For Mr. Saar and Mr. Guetta, whose families left Libya, dishes like aharaimi, shakshuka and mafrum, a potato-encased flat meatball with tomato sauce, are the few remainders from their past that they still eat today. Mr. Guetta, who wanted his daughters to continue these traditions, decided to start recording videos of Libyan Italian and Israeli cooks in the kitchen, and put them up on YouTube.
But as Jewish food of the diaspora gains popularity in Israel and elsewhere — and Libyan restaurants crop up in Tel Aviv featuring these dishes — the next generation is beginning to reinterpret old recipes.

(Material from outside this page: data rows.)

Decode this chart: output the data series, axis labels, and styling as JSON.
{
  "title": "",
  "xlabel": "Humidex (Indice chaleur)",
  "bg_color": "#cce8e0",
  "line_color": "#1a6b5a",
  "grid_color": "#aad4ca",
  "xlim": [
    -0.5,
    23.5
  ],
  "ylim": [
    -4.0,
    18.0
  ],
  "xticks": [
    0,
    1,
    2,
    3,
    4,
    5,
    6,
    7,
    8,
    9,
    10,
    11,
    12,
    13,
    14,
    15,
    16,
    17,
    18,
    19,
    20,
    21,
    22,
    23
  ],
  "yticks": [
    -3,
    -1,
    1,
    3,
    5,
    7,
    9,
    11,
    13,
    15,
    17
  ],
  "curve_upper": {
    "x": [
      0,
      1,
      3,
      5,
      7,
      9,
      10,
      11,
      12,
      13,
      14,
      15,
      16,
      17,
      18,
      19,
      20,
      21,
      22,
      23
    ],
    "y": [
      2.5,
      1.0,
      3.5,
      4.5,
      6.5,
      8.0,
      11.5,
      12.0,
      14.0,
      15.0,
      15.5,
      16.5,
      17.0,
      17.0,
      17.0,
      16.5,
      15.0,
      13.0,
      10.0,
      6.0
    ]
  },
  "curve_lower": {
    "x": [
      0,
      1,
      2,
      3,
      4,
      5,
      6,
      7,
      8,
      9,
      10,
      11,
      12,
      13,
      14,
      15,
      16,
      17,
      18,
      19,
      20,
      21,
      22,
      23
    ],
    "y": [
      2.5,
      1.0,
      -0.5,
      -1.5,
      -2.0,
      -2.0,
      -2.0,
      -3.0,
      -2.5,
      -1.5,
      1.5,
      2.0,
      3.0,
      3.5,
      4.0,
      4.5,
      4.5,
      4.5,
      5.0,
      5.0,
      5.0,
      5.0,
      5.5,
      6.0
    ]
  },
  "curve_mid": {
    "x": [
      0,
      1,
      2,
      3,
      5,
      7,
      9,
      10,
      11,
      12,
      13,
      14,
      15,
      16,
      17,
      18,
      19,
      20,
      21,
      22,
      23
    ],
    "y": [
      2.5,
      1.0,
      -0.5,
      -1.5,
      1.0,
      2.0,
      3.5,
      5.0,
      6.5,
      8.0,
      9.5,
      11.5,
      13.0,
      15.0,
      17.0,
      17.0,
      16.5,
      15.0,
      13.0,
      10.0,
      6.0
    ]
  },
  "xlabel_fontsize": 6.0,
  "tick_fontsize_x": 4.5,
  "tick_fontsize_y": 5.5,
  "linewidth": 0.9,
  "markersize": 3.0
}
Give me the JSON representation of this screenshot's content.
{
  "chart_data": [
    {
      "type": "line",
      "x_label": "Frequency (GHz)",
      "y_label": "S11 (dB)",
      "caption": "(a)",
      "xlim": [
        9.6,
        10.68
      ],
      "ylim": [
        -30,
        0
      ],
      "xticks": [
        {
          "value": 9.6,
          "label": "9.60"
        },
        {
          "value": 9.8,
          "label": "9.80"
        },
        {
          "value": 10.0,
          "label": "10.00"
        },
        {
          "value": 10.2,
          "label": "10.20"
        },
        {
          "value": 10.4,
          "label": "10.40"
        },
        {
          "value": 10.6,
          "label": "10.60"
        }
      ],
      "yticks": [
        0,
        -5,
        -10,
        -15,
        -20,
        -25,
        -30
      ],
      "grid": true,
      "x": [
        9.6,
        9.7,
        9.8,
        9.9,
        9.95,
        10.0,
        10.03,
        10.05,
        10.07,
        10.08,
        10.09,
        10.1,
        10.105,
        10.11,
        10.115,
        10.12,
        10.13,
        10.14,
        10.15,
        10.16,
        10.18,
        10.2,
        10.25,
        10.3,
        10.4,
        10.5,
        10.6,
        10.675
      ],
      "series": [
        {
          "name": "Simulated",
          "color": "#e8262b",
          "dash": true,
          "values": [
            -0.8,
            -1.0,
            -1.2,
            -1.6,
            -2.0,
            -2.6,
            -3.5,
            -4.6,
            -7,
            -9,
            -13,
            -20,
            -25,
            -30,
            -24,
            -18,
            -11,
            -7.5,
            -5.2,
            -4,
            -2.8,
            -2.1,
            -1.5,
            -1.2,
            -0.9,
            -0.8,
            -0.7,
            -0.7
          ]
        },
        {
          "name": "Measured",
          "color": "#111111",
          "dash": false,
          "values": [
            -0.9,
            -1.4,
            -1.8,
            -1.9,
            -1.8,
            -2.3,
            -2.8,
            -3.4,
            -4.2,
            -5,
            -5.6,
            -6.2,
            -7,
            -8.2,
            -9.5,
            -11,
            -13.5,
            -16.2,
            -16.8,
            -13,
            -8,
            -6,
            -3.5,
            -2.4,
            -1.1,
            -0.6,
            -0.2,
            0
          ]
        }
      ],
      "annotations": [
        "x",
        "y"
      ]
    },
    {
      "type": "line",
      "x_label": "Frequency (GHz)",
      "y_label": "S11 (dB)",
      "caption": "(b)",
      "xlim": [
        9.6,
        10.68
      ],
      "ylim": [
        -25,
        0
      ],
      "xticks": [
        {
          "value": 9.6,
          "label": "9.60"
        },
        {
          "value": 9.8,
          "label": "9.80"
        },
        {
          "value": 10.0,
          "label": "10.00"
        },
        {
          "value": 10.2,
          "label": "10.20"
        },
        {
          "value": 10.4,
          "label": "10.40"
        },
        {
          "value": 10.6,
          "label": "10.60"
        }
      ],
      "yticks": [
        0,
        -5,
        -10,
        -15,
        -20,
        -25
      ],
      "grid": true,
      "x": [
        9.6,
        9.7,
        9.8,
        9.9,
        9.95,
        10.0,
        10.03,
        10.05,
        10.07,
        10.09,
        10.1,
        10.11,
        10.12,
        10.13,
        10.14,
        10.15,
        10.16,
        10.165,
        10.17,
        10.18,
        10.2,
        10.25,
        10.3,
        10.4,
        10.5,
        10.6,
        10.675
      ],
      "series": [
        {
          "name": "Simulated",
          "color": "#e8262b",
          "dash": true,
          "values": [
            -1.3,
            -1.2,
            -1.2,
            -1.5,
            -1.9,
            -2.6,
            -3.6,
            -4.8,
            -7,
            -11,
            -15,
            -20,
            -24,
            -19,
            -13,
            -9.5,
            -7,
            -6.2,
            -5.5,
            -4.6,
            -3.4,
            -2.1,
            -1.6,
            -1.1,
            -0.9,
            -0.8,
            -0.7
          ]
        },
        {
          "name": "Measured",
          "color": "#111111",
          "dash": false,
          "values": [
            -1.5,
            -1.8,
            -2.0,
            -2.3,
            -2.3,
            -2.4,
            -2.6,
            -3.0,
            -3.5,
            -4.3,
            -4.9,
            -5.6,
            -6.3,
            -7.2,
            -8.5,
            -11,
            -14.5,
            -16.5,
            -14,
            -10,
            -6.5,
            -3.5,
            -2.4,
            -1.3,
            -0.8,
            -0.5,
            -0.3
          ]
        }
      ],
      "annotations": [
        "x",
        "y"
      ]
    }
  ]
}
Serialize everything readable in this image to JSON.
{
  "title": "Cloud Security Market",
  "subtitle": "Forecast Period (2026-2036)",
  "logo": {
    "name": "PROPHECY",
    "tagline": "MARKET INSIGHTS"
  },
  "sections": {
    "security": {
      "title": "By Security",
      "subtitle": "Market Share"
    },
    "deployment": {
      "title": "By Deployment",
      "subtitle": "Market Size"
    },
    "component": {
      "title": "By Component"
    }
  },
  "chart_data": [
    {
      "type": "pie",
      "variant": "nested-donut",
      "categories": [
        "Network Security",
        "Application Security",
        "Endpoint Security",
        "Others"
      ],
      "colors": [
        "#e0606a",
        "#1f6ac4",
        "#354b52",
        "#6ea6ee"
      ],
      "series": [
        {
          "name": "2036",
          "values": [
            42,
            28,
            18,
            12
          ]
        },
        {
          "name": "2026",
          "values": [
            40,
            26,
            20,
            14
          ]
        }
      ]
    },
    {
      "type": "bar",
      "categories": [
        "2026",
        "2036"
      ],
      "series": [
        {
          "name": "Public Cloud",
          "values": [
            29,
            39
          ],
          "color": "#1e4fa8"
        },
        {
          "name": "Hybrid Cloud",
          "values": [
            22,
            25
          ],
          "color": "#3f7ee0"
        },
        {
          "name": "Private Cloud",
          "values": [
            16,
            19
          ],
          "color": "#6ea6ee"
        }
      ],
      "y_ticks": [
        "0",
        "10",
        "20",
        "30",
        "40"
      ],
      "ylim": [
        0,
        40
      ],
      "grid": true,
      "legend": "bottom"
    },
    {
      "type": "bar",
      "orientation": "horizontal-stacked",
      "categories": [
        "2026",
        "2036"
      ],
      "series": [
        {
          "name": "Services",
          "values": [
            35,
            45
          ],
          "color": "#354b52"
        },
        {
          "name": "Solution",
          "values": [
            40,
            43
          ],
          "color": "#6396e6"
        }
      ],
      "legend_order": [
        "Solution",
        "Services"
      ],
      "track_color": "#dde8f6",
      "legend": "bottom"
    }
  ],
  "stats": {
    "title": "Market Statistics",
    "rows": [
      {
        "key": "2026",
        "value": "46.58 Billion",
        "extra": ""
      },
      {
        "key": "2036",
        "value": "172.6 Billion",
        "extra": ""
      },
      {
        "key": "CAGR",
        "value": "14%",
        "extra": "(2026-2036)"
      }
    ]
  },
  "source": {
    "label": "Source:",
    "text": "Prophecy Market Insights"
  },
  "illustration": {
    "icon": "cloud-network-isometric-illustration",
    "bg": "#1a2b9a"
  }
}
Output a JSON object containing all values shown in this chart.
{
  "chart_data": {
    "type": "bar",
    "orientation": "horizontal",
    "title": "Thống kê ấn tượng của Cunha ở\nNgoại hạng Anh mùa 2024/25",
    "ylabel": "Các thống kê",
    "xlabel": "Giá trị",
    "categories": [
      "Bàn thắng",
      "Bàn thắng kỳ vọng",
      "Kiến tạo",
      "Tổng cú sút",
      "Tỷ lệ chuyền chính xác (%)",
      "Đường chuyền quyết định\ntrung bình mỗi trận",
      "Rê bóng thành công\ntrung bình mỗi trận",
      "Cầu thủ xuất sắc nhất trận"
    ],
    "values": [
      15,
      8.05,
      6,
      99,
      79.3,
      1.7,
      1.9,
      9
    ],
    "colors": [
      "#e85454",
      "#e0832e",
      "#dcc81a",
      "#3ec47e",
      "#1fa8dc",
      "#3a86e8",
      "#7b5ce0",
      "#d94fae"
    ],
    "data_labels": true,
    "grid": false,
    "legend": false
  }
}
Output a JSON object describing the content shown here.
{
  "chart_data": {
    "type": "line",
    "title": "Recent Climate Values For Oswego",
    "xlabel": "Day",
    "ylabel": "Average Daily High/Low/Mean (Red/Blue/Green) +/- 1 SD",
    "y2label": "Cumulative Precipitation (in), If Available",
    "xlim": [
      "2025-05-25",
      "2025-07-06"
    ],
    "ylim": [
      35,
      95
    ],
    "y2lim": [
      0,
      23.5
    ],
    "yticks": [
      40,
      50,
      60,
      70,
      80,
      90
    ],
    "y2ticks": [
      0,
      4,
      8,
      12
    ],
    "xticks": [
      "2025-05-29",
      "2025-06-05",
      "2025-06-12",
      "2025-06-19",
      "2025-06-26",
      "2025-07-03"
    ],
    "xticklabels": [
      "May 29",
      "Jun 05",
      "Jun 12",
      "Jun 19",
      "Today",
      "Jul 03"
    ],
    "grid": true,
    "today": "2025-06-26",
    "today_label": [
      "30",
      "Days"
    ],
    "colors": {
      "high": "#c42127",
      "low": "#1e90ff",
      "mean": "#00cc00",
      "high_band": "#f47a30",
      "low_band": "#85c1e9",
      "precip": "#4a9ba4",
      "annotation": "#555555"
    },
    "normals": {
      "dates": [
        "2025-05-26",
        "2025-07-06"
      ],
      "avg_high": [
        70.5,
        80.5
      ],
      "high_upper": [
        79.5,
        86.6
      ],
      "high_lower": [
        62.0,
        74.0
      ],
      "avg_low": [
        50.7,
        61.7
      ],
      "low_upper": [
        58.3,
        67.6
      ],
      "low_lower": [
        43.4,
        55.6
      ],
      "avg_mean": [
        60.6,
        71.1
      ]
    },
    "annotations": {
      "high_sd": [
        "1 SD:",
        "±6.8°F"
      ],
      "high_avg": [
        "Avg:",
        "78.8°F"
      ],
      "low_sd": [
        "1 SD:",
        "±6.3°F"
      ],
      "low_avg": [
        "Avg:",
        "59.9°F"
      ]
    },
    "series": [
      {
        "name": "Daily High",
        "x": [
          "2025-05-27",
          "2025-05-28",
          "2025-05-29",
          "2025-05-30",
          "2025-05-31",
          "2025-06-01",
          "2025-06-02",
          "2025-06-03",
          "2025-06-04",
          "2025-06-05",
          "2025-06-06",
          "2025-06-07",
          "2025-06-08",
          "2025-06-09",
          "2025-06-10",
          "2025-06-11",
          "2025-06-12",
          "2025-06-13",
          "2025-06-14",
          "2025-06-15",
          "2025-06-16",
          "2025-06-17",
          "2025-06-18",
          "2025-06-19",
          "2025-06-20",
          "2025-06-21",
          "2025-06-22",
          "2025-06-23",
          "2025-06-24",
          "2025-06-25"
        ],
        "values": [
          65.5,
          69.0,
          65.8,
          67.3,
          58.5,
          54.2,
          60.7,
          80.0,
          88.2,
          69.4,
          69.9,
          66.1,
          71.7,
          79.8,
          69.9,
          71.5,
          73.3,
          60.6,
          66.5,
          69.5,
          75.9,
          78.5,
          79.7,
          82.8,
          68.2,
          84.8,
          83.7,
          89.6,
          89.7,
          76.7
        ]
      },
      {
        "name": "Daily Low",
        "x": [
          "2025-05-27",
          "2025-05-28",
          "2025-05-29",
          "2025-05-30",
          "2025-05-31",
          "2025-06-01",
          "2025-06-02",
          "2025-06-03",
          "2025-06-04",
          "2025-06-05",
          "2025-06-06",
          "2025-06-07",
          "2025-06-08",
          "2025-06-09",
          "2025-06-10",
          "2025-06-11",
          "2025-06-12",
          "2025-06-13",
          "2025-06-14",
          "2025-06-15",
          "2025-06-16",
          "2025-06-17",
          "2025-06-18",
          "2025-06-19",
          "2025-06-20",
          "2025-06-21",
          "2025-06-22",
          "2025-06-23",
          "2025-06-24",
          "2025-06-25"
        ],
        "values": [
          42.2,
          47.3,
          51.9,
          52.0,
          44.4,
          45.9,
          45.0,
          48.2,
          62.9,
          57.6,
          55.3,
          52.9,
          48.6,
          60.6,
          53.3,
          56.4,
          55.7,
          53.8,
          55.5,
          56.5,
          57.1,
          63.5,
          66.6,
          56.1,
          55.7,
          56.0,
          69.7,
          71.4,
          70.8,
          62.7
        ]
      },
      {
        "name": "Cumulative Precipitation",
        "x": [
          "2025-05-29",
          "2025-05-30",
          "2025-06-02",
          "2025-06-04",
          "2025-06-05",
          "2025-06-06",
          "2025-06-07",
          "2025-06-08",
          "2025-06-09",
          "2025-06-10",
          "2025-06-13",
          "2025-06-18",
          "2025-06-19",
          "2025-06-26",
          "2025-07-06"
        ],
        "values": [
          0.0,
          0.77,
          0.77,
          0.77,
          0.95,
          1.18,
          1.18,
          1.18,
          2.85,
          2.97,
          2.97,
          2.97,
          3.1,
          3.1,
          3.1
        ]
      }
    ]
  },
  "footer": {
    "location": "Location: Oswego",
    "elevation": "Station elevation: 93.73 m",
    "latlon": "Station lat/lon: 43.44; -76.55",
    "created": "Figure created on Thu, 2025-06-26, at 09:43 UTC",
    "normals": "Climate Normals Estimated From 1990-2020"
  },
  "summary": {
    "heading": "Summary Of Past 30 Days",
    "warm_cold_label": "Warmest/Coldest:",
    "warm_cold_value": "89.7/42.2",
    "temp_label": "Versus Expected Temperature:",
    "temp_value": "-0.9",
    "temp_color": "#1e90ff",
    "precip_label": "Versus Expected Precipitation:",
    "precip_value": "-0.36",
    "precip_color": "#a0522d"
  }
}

Traditionally aharaimi is made, as many of those dishes are, with tomato paste thinned with lots of water. When I suggested to Mr. Guetta, after watching one of his videos, that I use fresh tomatoes and cook them down, he was distraught. “Then it won’t be aharaimi,” he said.
Despite his concerns, I used fresh late summer tomatoes, which we have in abundance. Commercial canned tomato paste has been around only since the beginning of the 20th century; before that women made their own paste, much like a tomato purée, but cooked down more to be bottled for use throughout the year.
My result was bass bathed in a bright red spicy sauce, delicious served hot or at room temperature — yet another interpretation of a traditional dish that has become popular in Italy and is now part of the lexicon of Israeli cooking.